Although most people with diverticulosis never have symptoms, 15-25% of people with diverticula develop diverticulitis.  However, recent research has shown that the rate is much lower (<5%) with the greatest likelihood of progression occurring for those patients diagnosed in their 40s. The underlying cause of diverticulitis is micro- or macroscopic perforation of a diverticulum. It was previously believed that obstruction of diverticula by stool increased diverticular pressure and caused perforation; such obstruction is now thought to be rare.  The primary process is likely erosion of the diverticular wall by increased intraluminal pressure or inspissated food particles.  Inflammation and focal necrosis ensue, resulting in perforation.  The inflammation is frequently mild, and a small perforation is walled off by pericolic fat and mesentery. This may lead to a localized abscess or, if adjacent organs are involved, a fistula or obstruction. Poor containment results in free perforation and peritonitis.

Symptoms of diverticulitis include abdominal pain, fevers, chills, a change in bowel habits, nausea, vomiting, and decreased appetite.  Rectal bleeding is rare.  A CT scan with oral and IV contrast is the diagnostic test of choice.  Findings include diverticulosis accompanied by bowel wall thickening, pericolonic fat stranding and possibly an associated abscess.  A colonoscopy is contraindicated in acute diverticulitis due to the potential risk of perforation.  Complications including abscess formation, obstruction, perforation and fistula formation arise in 25% of patients.

Uncomplicated diverticulitis is treated with antibiotics such as Ciprofloxacin and Metronidazole for 10-14 days.  Mild cases can be treated in the outpatient setting.  Hospitalization may be needed for IV antibiotics and IV fluids.  An abscess may require percutaneous or surgical drainage.  Surgery may be required for complications such as a perforation or fistula formation.  Depending on the severity of infection, a clear liquid diet or complete bowel rest is recommended for 2-3 days and then advanced to a low-residue diet until symptoms resolve.  Studies have failed to show that the consumption of seeds, nuts, and popcorn increases the risk of developing diverticulitis.

After recovery from the first episode of acute diverticulitis, one-third of patients will develop a second episode.  After a second attack, another one-third of patients will have a third attack.  Patients with right-sided diverticulitis are at low risk of recurrence, while patients with a long segment of involved colon, diverticular abscess, or a family history of diverticulitis are at a high risk of recurrence.   Surgery for recurrent mild and uncomplicated diverticulitis should be individualized for the patient.  Anti-inflammatory agents (e.g. mesalamine) should be considered after recovery to treat the possibility of low-grade inflammation.

Diverticular Bleeding

Diverticular bleeding is the most common cause of lower GI bleeding and typically occurs in the absence of diverticulitis.  Rupture of the vasa recta vessels that course over the domes of diverticula lead to bleeding.  Most diverticular bleeding occurs from the right colon.

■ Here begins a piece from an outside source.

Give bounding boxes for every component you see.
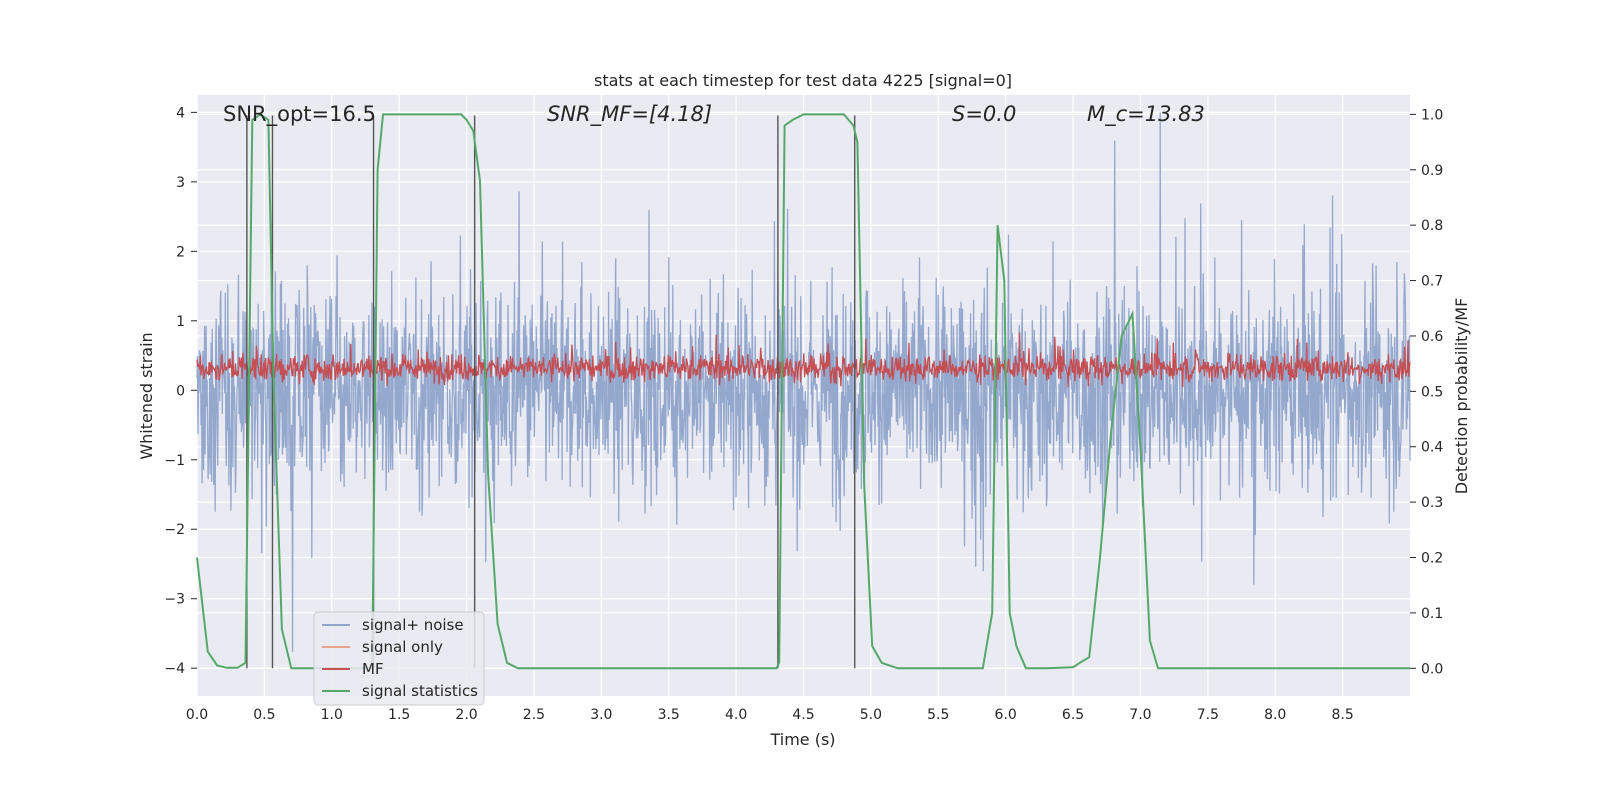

Approximately 5-15% of patients with diverticulosis will experience diverticular bleeding.  Diverticular hemorrhage stops spontaneously in 70–80% of cases. NSAIDs may increase the risk of bleeding from diverticular disease.  Blood loss is usually abrupt, painless, and large in volume.  Once a diverticular bleed is suspected, an upper GI bleed should be excluded.  The patient should be resuscitated with intravenous fluids and blood products if needed.  Although diagnosis can be made with a colonoscopy, active bleeding makes endoscopic visualization difficult.  If the source is localized, treatment with epinephrine injection, clipping, or electrocautery is attempted during a colonoscopy.   A tagged red blood cell nuclear scan or angiography can be helpful in locating the bleeding site.  If the angiogram identifies the bleeding site, treatment with embolization should be performed.  If bleeding cannot be stopped with colonoscopic or angiographic therapy, surgery is typically required.